Pointers in Racket

In Racket, we don’t have explicit pointers like in some other languages. Instead, we can use mutable data structures to achieve similar effects. Let’s explore this concept using mutable boxes.

#lang racket

(require racket/box)

; We'll show how mutable boxes work in contrast to values with
; 2 functions: 'zeroval' and 'zerobox'. 'zeroval' has a
; number parameter, so arguments will be passed to it by
; value. 'zeroval' will get a copy of 'ival' distinct
; from the one in the calling function.
(define (zeroval ival)
  (set! ival 0))

; 'zerobox' in contrast has a box parameter, which is mutable.
; The 'set-box!' function in the function body then changes
; the value stored in the box. This is similar to dereferencing
; a pointer and changing the value at that address.
(define (zerobox ibox)
  (set-box! ibox 0))

(define (main)
  (define i 1)
  (printf "initial: ~a\n" i)
  
  (zeroval i)
  (printf "zeroval: ~a\n" i)
  
  ; The 'box' function creates a new mutable box containing the value.
  ; This is similar to getting a pointer to 'i'.
  (zerobox (box i))
  (printf "zerobox: ~a\n" i)
  
  ; We can print the box itself, which shows it's a different type
  ; than the value it contains.
  (printf "box: ~a\n" (box i)))

(main)

To run this program, save it to a file (e.g., mutable-boxes.rkt) and use the Racket interpreter:

$ racket mutable-boxes.rkt
initial: 1
zeroval: 1
zerobox: 1
box: #&1

zeroval doesn’t change the i in main, but zerobox does change the value of i. However, note that in this Racket example, we’re not actually changing i directly in main. To do that, we would need to use a more complex structure or a parameter. This example demonstrates the concept of mutable state, which is the closest equivalent to pointers in Racket.

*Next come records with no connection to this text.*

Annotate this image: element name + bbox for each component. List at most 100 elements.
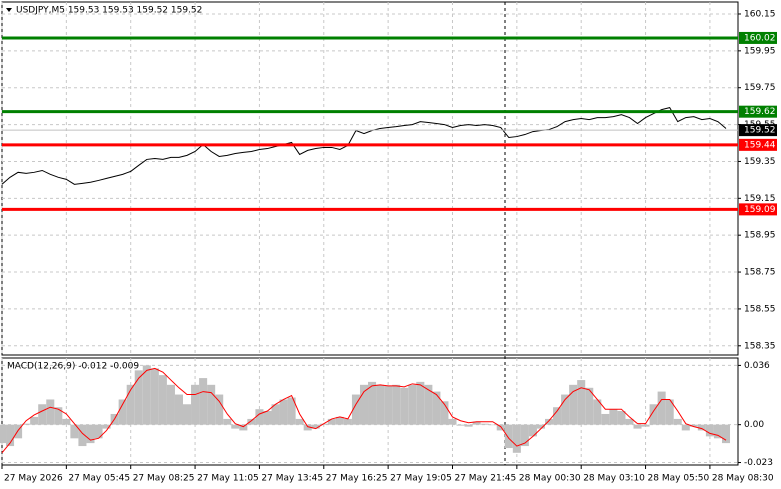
histogram-bar [649,404,658,425]
histogram-bar [713,424,722,439]
histogram-bar [0,424,7,444]
histogram-bar [448,418,457,425]
level-label: 160.02 [744,33,776,43]
histogram-bar [86,424,95,444]
histogram-bar [174,394,183,425]
histogram-bar [94,424,103,439]
histogram-bar [368,381,377,425]
histogram-bar [215,394,224,425]
histogram-bar [183,404,192,425]
y-tick-label: 158.35 [744,341,776,351]
histogram-bar [512,424,521,453]
histogram-bar [633,424,642,429]
histogram-bar [231,424,240,429]
histogram-bar [150,368,159,425]
histogram-bar [721,424,731,444]
level-label: 159.62 [744,107,776,117]
histogram-bar [142,365,151,425]
histogram-bar [271,404,280,425]
histogram-bar [38,404,47,425]
x-tick-label: 27 May 21:45 [454,474,516,484]
histogram-bar [697,424,706,431]
histogram-bar [593,399,602,425]
histogram-bar [561,394,570,425]
histogram-bar [585,387,594,425]
x-tick-label: 27 May 16:25 [326,474,388,484]
y-tick-label: 159.95 [744,46,776,56]
y-tick-label: 159.75 [744,83,776,93]
histogram-bar [166,384,175,425]
y-tick-label: 160.15 [744,9,776,19]
histogram-bar [118,399,127,425]
histogram-bar [126,384,135,425]
histogram-bar [520,424,529,447]
y-tick-label: 158.55 [744,304,776,314]
symbol-menu-icon[interactable] [6,8,12,12]
histogram-bar [440,401,449,425]
x-tick-label: 28 May 00:30 [519,474,581,484]
x-tick-label: 28 May 08:30 [712,474,774,484]
last-price-label: 159.52 [744,126,776,136]
y-tick-label: 159.15 [744,194,776,204]
histogram-bar [617,411,626,425]
histogram-bar [689,424,698,427]
histogram-bar [102,424,111,429]
histogram-bar [657,391,666,425]
histogram-bar [681,424,690,431]
histogram-bar [295,418,304,425]
chart-title: USDJPY,M5 159.53 159.53 159.52 159.52 [16,6,202,16]
level-label-box [739,138,777,151]
histogram-bar [239,424,248,431]
histogram-bar [496,424,505,431]
x-tick-label: 27 May 13:45 [261,474,323,484]
histogram-bar [408,384,417,425]
histogram-bar [303,424,312,431]
series-line [1,107,727,185]
y-tick-label: 159.35 [744,157,776,167]
histogram-bar [78,424,87,447]
histogram-bar [416,381,425,425]
histogram-bar [6,424,15,447]
histogram-bar [158,375,167,425]
histogram-bar [14,424,23,439]
x-tick-label: 27 May 08:25 [133,474,195,484]
histogram-bar [384,385,393,425]
histogram-bar [46,399,55,425]
x-tick-label: 28 May 03:10 [583,474,645,484]
histogram-bar [191,384,200,425]
histogram-bar [665,399,674,425]
histogram-bar [343,418,352,425]
histogram-bar [247,418,256,425]
histogram-bar [472,421,481,425]
histogram-bar [287,397,296,425]
histogram-bar [223,418,232,425]
histogram-bar [311,424,320,429]
histogram-bar [480,423,489,425]
x-tick-label: 27 May 05:45 [68,474,130,484]
histogram-bar [30,416,39,425]
histogram-bar [54,407,63,425]
histogram-bar [577,380,586,425]
histogram-bar [424,384,433,425]
histogram-bar [545,418,554,425]
histogram-bar [536,424,545,429]
histogram-bar [609,409,618,425]
histogram-bar [207,384,216,425]
histogram-bar [62,418,71,425]
last-price-box [739,124,777,137]
histogram-bar [263,411,272,425]
histogram-bar [400,387,409,425]
level-label: 159.09 [744,205,776,215]
level-label: 159.44 [744,140,776,150]
histogram-bar [351,394,360,425]
x-tick-label: 27 May 11:05 [197,474,259,484]
y-tick-label: 0.00 [744,420,764,430]
histogram-bar [359,384,369,425]
histogram-bar [528,424,537,437]
x-tick-label: 27 May 2026 [4,474,63,484]
histogram-bar [504,424,513,449]
histogram-bar [673,418,682,425]
y-tick-label: 158.95 [744,231,776,241]
y-tick-label: 158.75 [744,268,776,278]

In Racket, most data is immutable by default, which is different from languages with explicit pointers. When you need mutable state, you use specific constructs like boxes or other mutable data structures. This approach helps manage side effects and makes programs easier to reason about, but it requires a different way of thinking about state and references compared to pointer-based languages.